Great, since the Nevada Northern Railway operated steam locomotives from 1905 until the 1950s there had to be an ash pit somewhere on the grounds, but where?

So I started to ask around, where was the ash pit? I asked old time volunteers, I asked old Nevada Northern employees. Nobody knew where the ash pit was; it turned out I was asking the wrong people. Then I asked TJ Lani. He knew and pointed it right out to me.

The only hint of where the ash pit was, was what looked like a concrete line in the soil. It turns out that this concrete line was actually the top of the ash pit walls. Great, ash pit rediscovered. Volunteers removed the rails and ties from the area indicated by the concrete line. Keith Carson brought over his grandson and a front end loader and in a couple of hours dug out the old ash pit. Buried in the yard were the three concrete walls and concrete footings that made up the ash pit.

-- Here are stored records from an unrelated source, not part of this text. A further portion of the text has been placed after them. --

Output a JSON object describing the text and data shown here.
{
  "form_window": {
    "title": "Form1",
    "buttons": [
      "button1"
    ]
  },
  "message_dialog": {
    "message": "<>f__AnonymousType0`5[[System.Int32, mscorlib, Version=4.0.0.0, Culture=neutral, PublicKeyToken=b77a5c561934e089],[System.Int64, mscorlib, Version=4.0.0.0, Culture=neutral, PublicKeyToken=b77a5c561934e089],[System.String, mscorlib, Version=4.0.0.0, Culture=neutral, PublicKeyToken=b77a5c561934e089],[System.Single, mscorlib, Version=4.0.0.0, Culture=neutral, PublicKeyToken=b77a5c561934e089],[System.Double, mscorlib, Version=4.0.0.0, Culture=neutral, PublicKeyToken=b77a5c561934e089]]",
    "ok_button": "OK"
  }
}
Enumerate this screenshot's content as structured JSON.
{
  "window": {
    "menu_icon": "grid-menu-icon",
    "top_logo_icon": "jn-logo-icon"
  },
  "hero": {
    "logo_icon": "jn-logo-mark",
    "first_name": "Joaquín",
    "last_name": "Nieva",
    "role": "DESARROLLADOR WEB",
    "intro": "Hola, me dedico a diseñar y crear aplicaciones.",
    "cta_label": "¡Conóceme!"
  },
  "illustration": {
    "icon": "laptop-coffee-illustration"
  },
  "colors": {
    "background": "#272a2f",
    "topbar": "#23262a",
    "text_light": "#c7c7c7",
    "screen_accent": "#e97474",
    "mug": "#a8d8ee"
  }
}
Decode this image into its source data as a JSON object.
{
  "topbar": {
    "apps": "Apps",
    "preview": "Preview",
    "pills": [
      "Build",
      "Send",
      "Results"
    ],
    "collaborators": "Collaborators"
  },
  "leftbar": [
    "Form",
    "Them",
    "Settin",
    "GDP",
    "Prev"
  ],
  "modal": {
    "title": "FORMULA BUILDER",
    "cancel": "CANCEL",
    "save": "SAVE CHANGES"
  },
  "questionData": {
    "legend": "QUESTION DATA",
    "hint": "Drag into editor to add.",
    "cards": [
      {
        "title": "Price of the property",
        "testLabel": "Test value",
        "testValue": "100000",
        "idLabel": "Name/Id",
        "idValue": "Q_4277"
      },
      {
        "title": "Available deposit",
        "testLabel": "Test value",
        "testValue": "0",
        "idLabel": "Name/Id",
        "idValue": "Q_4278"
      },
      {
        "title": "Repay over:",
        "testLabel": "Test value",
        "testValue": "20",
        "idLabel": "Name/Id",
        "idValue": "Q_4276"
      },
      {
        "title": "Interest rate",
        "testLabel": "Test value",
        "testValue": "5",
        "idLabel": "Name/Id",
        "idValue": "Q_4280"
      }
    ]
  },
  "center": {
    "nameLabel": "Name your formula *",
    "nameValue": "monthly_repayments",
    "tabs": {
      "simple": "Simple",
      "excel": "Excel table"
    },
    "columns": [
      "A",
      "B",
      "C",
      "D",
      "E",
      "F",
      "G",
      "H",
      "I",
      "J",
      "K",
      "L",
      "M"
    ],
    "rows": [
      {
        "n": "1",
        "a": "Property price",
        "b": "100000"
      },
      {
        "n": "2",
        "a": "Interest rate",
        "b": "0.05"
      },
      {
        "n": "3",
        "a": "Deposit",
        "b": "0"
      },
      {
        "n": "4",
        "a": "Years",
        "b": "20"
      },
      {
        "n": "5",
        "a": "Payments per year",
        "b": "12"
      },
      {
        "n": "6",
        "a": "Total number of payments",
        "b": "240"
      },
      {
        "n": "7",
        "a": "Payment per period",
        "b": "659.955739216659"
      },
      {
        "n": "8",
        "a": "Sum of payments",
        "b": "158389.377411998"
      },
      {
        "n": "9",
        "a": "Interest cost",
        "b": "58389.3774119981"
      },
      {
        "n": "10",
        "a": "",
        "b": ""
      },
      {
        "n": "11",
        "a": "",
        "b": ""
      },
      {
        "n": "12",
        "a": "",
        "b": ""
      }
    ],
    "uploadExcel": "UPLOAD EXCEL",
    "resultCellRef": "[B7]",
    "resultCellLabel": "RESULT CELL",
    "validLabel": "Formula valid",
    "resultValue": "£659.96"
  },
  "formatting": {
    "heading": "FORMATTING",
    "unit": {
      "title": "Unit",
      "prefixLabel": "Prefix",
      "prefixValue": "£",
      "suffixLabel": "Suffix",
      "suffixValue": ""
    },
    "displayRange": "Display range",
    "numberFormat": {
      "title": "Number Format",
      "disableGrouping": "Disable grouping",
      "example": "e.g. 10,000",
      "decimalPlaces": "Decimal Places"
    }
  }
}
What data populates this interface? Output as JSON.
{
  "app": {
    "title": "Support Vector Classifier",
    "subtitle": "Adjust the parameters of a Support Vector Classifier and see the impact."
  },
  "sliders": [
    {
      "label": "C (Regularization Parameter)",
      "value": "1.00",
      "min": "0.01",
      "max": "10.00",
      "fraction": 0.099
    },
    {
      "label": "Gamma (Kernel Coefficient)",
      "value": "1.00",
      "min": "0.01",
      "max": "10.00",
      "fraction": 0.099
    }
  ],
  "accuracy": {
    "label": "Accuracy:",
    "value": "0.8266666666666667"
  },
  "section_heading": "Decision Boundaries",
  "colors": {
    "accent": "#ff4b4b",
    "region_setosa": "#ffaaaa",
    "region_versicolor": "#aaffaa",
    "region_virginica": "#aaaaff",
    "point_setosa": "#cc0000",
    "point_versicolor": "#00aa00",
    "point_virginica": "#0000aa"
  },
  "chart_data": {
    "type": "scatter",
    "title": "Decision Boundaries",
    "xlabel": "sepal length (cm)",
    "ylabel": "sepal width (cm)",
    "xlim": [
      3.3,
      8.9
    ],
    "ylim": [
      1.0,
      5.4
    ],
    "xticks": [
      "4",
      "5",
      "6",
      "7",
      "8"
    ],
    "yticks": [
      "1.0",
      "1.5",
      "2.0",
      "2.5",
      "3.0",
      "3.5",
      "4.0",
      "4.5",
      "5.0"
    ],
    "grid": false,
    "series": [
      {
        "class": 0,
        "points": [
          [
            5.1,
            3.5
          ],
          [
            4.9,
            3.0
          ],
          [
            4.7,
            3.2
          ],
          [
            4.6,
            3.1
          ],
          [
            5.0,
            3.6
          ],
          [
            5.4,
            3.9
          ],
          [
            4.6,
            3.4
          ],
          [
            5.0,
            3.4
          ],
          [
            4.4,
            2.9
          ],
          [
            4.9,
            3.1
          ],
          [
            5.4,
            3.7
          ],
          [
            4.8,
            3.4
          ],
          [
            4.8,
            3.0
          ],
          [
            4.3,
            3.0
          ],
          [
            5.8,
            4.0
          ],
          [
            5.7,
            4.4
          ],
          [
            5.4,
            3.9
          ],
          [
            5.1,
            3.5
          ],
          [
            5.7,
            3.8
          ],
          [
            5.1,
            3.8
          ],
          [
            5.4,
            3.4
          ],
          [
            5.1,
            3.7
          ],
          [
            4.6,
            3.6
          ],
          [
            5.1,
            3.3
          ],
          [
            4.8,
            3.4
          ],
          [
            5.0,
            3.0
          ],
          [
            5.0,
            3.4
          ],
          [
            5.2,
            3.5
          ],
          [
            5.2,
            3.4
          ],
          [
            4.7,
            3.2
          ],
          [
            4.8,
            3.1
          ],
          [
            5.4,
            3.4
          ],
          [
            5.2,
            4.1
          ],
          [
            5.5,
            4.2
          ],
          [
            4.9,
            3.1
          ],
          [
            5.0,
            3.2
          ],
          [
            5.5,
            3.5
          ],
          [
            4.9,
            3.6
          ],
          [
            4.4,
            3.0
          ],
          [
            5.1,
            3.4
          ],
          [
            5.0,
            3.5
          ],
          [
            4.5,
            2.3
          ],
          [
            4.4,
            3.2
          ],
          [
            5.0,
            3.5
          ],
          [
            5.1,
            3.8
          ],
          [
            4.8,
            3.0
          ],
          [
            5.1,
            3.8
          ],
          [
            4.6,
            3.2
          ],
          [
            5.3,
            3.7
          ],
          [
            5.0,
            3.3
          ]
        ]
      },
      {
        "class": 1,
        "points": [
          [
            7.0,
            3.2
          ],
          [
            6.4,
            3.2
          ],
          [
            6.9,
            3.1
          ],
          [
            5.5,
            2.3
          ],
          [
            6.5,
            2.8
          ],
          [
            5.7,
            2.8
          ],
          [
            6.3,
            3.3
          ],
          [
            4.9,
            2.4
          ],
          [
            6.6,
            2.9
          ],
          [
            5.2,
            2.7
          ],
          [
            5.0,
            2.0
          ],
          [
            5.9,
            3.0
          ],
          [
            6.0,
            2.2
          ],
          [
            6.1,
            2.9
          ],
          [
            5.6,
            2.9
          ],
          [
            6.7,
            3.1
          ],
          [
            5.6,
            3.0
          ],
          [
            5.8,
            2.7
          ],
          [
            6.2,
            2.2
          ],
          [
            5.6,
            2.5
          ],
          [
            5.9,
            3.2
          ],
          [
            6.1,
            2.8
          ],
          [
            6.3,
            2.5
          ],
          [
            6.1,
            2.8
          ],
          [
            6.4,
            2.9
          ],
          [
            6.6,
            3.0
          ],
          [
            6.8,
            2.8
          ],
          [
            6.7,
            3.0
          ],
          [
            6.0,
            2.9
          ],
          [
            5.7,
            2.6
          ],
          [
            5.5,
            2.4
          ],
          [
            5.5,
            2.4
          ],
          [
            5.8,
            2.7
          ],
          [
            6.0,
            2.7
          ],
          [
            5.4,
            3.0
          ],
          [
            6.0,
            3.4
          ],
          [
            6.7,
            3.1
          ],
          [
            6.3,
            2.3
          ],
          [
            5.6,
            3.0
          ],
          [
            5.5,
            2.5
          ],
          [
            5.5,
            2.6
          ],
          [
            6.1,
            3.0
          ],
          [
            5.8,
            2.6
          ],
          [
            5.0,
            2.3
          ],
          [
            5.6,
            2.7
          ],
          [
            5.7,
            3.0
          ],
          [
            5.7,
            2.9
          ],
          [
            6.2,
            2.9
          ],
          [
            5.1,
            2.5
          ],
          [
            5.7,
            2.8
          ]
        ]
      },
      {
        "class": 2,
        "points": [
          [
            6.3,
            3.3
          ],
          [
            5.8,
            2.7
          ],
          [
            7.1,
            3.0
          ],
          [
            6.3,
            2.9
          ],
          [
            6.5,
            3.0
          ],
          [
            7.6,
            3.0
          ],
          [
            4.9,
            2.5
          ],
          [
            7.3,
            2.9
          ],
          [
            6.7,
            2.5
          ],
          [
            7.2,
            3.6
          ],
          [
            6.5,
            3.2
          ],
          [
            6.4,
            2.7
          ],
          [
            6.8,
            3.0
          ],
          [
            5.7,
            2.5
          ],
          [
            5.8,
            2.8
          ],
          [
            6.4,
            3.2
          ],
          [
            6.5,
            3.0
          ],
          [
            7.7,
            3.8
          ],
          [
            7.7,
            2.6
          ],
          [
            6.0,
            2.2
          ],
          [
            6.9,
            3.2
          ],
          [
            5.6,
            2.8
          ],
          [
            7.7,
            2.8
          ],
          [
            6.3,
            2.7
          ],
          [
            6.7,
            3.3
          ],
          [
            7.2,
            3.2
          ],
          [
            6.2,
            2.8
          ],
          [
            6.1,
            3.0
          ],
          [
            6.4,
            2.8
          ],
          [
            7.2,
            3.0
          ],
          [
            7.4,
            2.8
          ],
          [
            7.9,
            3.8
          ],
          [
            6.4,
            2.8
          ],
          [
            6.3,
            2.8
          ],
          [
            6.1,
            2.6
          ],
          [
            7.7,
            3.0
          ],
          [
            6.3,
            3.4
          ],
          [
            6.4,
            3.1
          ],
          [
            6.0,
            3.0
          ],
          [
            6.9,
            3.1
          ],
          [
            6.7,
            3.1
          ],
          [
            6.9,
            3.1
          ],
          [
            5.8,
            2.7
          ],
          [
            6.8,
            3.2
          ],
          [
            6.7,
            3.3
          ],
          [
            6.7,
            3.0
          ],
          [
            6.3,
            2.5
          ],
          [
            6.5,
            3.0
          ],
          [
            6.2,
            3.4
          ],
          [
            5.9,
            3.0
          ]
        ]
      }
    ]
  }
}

Great!

But every success has a challenge as a part of it. The challenge here was the concrete walls were exposed, but there was no sign of the structure that support the track over the ash pit. What did it look like?

Now, you might be saying what difference does it make what the ash pit track structure looked like? It makes a big difference.

In the first place, the entire yard is a National Historic District. This honor was bestowed on the railroad because for the most part the yard is the same today as it was in 1917. Locomotives 93 and 40 came to the Nevada Northern brand new in 1909 and 1910, respectively. This is the real McCoy and one of the challenges of maintaining the Nevada Northern is keeping it the real McCoy. It is our responsibility to preserve and interpret the Nevada Northern as it was and is, not to change it. So hence my request for pictures or recollections of the ash pit, and I received nothing. I mean, who paid any attention to an ash pit?

Yet, here I was with a big hole in the ground and the need to construct a new ash pit. My biggest fear was I would find nothing and construct something that was my best guess. And then sure enough on the day we put the new ash pit in to service, someone would come forward with a picture and say, Why doesn’t your ash pit look like this one in the photograph that my great uncle Charlie took? Great, so much for living up to our mission statement.

Well, I’m sure you’ll be glad to know that I can rest easy, because I found the original plans for the ash pit in the vault. The vault is truly what makes the Nevada Northern a national treasure. Something as mundane as ash pit plans still exists and was saved after all of these years.

The plans consist of three sheets of vellum (a drawing paper) and show how the original ash pit was built and all of the specifications and materials for the job. The first two sheets were drawn in 1908 with the third sheet drawn in 1915 that showed changes to the original design. The plans were drawn on vellum that was 27 inches wide by 38 inches long. They were drawn in ink by hand and the detail work showing the bolt and nut assembly that anchors the structure is in itself a work of art.

So everything that I wanted to know about the ash pit that served the Nevada Northern Railway is right there in those plans. Now it is up to us to reconstruct the ash pit according to those plans, just like it was done in 1908. That is how we stay true to our mission.